Dive Brief:
- Twitter released its fourth quarter earnings Thursday morning. The company reported quarterly revenue growth of 1% year-over-year to $717 million, and its ad revenue declined year-over-year to $638 million. Twitter-owned-and-operated advertising revenue stood at $553 million, down 1% year-over-year.
- Twitter emphasized strong audience engagement in the report, but monthly active users only grew by two million from Q3, reaching 319 MAUs total.
- Twitter has recently enacted myriad belt-tightening efforts in an attempt to ensure profitability: The company laid off 9% of its staff following Q3 earnings, shuttered its video-looping app Vine and sold off a variety of tech properties to Google, including the Fabric mobile app developer platform. Despite the scale and variety of these belt-tightening efforts, the impact has been limited.
Dive Insight:
While Twitter’s growth has seemed particularly slow over the past fiscal year, an actual decline in ad revenue underscores a more desperate state for the social media company than some might have predicted. Neither holiday marketing pushes nor the constant activity of major societal figures such as President Donald Trump on the platform appears to have provided a much-needed boost in Q4.

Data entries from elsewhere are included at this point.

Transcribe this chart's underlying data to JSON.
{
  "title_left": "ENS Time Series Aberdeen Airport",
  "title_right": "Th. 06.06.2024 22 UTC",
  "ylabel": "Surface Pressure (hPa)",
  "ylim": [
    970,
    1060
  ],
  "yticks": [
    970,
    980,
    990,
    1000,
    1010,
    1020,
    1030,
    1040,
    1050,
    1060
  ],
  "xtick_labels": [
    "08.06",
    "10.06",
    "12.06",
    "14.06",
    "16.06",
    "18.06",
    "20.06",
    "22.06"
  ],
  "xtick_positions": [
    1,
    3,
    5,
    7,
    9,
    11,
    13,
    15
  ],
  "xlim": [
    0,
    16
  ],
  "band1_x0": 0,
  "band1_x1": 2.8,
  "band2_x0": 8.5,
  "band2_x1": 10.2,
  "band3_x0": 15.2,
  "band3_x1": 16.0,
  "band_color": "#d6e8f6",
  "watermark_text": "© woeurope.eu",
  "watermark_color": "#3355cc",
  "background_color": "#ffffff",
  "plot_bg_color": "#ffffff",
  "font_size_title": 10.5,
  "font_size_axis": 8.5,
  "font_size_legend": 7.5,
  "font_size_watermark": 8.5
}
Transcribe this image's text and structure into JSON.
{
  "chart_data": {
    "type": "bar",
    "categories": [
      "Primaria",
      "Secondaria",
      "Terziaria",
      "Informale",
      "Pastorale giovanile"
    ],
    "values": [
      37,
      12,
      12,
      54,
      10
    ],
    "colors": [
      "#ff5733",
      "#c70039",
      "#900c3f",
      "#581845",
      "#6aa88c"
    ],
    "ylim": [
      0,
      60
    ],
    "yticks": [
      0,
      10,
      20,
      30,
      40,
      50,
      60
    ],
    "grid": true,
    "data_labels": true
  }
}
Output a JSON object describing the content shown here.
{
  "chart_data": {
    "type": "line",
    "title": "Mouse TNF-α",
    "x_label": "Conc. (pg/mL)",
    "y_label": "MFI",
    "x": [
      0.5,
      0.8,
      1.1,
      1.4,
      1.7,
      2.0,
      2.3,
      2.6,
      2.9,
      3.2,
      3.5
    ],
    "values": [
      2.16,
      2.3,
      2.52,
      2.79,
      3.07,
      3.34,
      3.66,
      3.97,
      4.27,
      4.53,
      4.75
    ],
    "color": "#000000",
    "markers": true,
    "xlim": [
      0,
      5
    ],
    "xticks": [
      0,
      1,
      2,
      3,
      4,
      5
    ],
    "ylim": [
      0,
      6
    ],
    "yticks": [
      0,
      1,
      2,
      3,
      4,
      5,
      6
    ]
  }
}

Twitter also has recently hedged its bets on live video offerings, brokering deals with a variety of media organizations including the NFL, and integrating Periscope streaming for users. Though these partnerships remain strong and may attract more ad dollars in 2017, the micro-blogging site’s actual user growth appears relatively stagnant, which might be a turnoff for brands.
Research from RBC capital markets from last year found 30% of surveyed marketers don't put any ad budget into Twitter at all. Despite Twitter's concentrated push into live video, many brands still find the platform most valuable as a customer service and experience tool, which doesn't necessarily net Twitter a ton of revenue.
This week's Super Bowl showed that Twitter still has an important role to play in live events, with more than 27.6 million tweets using the #SB51 hashtag sent during the broadcast and a number of big brands like Pepsi and Budweiser active on the platform promoting their TV campaigns.